# Pflanzenfilter - Blähtonbruch



## atzie (1. Juni 2005)

Liebe Leute,
ich bin gerade dabei meinen Pflanzenfilter zu bauen. Da soll nun Blähtonbruch rein. Wo bekomme ich sowas ?

Liebe Grüße
Andrea


----------



## Thorsten (1. Juni 2005)

Moin Andrea,

solltest Du bei jeden *guten Pflanzgärtner *bekommen.

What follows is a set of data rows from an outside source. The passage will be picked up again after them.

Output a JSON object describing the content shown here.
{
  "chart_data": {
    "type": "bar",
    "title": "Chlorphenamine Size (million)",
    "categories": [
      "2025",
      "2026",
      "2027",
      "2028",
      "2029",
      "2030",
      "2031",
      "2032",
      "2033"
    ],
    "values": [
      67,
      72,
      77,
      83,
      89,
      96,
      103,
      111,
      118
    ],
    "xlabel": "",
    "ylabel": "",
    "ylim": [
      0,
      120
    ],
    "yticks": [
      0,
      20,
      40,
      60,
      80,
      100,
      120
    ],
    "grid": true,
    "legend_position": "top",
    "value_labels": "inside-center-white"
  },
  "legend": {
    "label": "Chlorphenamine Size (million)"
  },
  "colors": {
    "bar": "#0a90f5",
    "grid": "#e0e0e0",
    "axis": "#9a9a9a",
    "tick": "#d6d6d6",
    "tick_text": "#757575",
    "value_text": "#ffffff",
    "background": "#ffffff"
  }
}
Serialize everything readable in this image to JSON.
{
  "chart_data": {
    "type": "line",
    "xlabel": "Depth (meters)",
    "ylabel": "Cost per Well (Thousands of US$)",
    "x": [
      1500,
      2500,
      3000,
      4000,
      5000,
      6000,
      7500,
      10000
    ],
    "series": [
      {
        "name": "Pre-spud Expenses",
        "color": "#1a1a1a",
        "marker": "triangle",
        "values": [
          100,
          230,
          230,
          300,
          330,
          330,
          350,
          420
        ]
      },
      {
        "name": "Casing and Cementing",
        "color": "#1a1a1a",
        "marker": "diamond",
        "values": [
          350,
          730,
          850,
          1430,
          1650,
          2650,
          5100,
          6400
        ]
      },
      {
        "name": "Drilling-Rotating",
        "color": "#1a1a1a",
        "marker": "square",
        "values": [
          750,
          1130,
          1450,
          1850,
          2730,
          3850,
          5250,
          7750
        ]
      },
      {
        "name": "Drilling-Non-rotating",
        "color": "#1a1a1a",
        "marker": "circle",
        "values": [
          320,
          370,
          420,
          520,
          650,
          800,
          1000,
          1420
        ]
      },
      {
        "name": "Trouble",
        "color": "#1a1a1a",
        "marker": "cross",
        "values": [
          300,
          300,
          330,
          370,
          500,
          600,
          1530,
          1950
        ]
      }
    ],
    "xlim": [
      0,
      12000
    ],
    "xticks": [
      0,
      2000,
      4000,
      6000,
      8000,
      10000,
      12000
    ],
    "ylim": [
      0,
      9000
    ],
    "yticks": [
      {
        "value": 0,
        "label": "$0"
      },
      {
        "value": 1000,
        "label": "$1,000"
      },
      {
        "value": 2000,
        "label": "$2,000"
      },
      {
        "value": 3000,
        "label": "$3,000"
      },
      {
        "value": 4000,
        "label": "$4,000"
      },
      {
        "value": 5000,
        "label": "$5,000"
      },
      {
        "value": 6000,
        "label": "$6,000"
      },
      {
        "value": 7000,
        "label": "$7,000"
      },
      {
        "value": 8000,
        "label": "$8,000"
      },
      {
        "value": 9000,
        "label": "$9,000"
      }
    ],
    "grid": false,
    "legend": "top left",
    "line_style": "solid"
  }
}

Wenn er das nicht auf Lager hat, kann er es mit Sicherheit bestellen.

Anbei aber auch mal ein Link...

http://www.hydro-shop.de/


----------



## atzie (1. Juni 2005)

Moin Thorsten, danke für die schnelle Antwort. Sind das bei dem Link nicht die normalen Hydrokugeln? Ich dachte es soll irgendwie so ein gebrochenes Zeug sein ? Ist das nur eine Preisfrage oder eine Funktionsfrage? Liebe Grüße
Andrea


----------



## Koifan (29. Okt. 2005)

Hallo Thorsten Da es hier gerade um den Pflanzenfilter geht , hier noch eine kurze Frage zum Bodenablauf im Pflanzenfilter. Muss der unbedigt sei und wenn ja wie. Gruss Koifan.


----------



## Thorsten (30. Okt. 2005)

Moin Koifan,

nun ja, sein *muss* ein Bodenablauf nicht.
Aber dieser erleichtert ungemein das säubern eines Pflanzfilters.
Zugschieber auf und dein Schmutz/Mulm wird abgelassen.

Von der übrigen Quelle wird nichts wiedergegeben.